Good news in research
There was also good news: the error rate in research and technological development has gone down dramatically, to just over 2%.
NGOs
The European Parliament noted the growing role and number of NGOs in the administration of EU funds. It asked the Commission to review the operating grants for NGOs' headquarters in Brussels and to gradually diminish them, as laid down in the Financial Regulation. It also wants the Commission to compile by the end of this year a comprehensive list of all NGOs which receive EU funds.
Approval for EP spending
The European Parliament's political authorities also got the stamp of approval, although MEPs made a number of comments and recommendations. Noting that the voluntary pension fund for Members had an actuarial deficit of €30.92 million at the end of 2007, Parliament voted to say that "under no circumstances will Parliament in the prevailing economic situation provide extra money from the budget to cover the fund's deficit". Earlier, the same week the Bureau of the Parliament (its President and 14 Vice-Presidents) had confirmed its decision to raise the pension fund's retirement age, scrap the option of going in early retirement on a reduced pension and to end the possibility of taking out 25% of acquired pension rights in a lump sum. These measures were taken to improve the fund's liquidity and to avoid covering its actuarial deficit with taxpayers' money.
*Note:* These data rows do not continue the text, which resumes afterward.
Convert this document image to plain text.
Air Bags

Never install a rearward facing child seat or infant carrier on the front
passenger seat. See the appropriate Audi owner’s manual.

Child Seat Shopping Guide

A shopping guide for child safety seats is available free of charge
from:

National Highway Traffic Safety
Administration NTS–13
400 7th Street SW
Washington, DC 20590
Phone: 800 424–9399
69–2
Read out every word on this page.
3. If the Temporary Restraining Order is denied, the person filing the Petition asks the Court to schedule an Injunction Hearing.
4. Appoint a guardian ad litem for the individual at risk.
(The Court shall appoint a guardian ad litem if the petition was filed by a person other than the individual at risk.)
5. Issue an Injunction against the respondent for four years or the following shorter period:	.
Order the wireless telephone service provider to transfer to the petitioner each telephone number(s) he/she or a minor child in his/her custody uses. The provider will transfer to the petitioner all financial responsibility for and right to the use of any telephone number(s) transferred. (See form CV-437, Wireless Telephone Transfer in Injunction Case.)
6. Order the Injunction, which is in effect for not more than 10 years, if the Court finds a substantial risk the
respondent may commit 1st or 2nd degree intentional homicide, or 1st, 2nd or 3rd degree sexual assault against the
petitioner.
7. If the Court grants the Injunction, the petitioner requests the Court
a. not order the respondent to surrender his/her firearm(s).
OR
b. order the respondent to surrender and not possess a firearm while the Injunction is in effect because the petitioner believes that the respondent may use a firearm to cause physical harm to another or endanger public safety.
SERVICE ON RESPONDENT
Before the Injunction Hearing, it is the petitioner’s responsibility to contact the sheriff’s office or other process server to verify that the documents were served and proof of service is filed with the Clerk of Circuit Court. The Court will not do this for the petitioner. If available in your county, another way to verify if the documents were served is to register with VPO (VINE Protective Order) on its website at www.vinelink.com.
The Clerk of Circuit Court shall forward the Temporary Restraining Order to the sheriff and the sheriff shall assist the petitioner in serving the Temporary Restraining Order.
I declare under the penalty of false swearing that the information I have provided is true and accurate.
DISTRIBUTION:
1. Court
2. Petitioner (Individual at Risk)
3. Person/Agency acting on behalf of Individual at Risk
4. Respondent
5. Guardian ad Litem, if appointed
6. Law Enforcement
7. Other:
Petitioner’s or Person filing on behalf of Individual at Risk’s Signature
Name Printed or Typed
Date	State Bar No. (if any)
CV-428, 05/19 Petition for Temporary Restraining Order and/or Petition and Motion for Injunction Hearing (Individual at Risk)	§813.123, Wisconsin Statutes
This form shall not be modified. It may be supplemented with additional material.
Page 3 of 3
MEPs asked the Secretary-General to make an "overall analysis of all costs generated by the geographical dispersion of parliamentary activities in Strasbourg and Brussels" and they asked for an independent report on the CO2 burden as a result of having 12 plenary sessions per year in Strasbourg.
The six body scanners which Parliament bought in 2005 following a security-risk analysis and a recommendation by an outside consultant should now be sold if possible and in future Members should be involved in the decision-making on such purchases.
Other discharges
The Council and the Police College apart, the European Parliament granted discharges to all other institutions and agencies of the EU.